Epic is designed to live inside the coding environments where developers already work. It can be installed as an extension in AI-assisted code editors like Cursor and Windsurf, running alongside other agents inside these tools.

“When a team starts a project, Epic helps create the core system artifacts such as product requirements, data models, API specifications, tech stack decisions, diagrams, and structured task breakdowns,” Asare said, adding that these are the foundations that coding agents build against. 

“As development progresses, Epic maintains a structured memory of decisions, code changes, and patterns,” he continued. “If you switch coding agents, your structure and memory follow. If multiple engineers use different agents on the same project, everyone builds against the same shared source of truth.” 

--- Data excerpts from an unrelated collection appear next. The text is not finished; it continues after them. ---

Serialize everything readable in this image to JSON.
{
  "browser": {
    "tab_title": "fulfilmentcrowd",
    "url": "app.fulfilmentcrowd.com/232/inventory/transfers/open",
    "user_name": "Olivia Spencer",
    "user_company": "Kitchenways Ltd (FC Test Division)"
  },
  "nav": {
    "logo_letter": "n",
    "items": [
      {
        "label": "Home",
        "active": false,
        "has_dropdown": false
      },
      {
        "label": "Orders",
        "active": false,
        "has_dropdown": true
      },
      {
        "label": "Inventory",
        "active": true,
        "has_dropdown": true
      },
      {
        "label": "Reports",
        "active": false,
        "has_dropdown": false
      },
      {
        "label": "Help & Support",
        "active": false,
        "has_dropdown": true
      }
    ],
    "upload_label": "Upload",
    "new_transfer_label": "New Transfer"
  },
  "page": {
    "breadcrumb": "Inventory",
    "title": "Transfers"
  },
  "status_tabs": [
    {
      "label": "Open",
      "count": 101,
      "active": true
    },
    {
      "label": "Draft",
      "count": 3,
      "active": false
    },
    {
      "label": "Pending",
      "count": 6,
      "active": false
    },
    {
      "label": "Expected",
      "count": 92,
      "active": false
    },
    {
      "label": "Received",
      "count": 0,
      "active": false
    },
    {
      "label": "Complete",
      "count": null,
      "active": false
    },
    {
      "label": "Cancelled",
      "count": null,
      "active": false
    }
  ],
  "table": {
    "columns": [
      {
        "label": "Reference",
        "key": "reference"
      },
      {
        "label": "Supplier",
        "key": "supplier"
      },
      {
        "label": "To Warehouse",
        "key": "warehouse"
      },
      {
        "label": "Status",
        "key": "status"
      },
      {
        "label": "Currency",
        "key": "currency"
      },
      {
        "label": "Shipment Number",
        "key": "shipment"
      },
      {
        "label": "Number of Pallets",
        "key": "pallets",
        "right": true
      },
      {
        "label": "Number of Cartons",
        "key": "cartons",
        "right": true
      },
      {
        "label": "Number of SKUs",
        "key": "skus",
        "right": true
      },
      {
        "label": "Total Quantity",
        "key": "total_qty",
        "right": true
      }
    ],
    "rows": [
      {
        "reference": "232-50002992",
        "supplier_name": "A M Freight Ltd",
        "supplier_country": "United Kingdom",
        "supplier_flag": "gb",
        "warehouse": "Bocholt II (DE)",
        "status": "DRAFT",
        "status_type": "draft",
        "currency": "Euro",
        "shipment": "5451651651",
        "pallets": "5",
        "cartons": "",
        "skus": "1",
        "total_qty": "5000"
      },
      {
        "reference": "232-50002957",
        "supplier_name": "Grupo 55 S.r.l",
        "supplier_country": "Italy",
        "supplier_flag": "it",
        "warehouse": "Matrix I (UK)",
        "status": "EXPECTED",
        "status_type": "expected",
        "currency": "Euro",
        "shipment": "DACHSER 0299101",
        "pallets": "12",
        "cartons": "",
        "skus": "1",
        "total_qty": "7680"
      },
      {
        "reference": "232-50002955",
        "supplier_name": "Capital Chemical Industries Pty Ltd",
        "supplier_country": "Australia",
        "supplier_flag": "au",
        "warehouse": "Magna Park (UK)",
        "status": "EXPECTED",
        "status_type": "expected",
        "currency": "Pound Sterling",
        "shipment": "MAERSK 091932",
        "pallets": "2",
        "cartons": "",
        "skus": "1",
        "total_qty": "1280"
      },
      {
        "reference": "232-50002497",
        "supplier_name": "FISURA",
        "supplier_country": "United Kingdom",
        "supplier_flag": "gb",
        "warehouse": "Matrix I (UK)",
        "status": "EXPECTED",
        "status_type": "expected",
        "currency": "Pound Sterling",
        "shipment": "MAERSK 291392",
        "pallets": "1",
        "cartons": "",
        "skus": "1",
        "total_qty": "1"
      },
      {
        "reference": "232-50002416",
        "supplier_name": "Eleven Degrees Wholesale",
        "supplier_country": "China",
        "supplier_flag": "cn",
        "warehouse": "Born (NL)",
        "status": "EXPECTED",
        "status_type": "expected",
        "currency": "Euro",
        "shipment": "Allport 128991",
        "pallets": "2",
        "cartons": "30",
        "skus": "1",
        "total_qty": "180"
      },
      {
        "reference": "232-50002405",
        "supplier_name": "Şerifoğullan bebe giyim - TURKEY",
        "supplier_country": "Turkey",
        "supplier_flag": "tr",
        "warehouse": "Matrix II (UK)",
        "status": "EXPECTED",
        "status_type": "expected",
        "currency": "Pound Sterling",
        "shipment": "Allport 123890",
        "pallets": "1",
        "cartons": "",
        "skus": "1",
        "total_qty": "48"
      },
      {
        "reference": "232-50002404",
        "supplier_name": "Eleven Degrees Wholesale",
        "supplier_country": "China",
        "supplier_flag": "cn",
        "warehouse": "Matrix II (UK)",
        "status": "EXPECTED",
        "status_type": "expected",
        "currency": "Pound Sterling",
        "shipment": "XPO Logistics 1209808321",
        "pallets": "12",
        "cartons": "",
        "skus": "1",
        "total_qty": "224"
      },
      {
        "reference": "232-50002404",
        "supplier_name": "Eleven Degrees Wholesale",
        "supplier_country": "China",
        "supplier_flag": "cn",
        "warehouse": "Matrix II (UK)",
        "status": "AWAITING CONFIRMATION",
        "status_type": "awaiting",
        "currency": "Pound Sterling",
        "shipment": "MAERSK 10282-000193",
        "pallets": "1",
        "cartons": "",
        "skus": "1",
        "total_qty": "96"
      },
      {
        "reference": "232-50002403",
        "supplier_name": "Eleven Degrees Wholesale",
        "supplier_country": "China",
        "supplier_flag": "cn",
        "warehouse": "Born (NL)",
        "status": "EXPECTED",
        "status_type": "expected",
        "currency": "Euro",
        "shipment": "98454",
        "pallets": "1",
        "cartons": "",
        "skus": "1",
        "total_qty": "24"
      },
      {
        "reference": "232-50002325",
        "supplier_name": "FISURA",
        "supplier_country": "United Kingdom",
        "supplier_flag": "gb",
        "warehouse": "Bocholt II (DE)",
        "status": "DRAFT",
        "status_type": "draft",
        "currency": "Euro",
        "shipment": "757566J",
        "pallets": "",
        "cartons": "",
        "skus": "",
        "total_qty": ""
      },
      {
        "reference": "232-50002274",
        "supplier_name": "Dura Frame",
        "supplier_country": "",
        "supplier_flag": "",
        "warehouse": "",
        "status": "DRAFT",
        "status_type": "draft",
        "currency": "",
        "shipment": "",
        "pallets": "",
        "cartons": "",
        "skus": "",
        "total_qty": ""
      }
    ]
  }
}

Asare and Das previously had a company together that was acquired and this is their second company together.

The AI infrastructure space is crowded. Competitors include LongChain, which helps with AI agent deployment and memory management, and CrewAI, which helps enterprises manage their AI agents. 

Das said Epic is different because it “defines the system upfront and maintains shared project-level context across agents and sessions,” with a focus specifically on building infrastructure to maintain AI employees. “Traditional workforce systems weren’t designed for AI agents operating as teammates,” said Das, who serves as the company’s CTO. “That’s the layer we’re focused on.”

The fresh capital will go toward hiring and product advancement, specifically expanding the infrastructure needed to support a growing number of AI agents. “We’re building for the next era of work,” Asare said. 

This piece was updated to add the other investors in the round.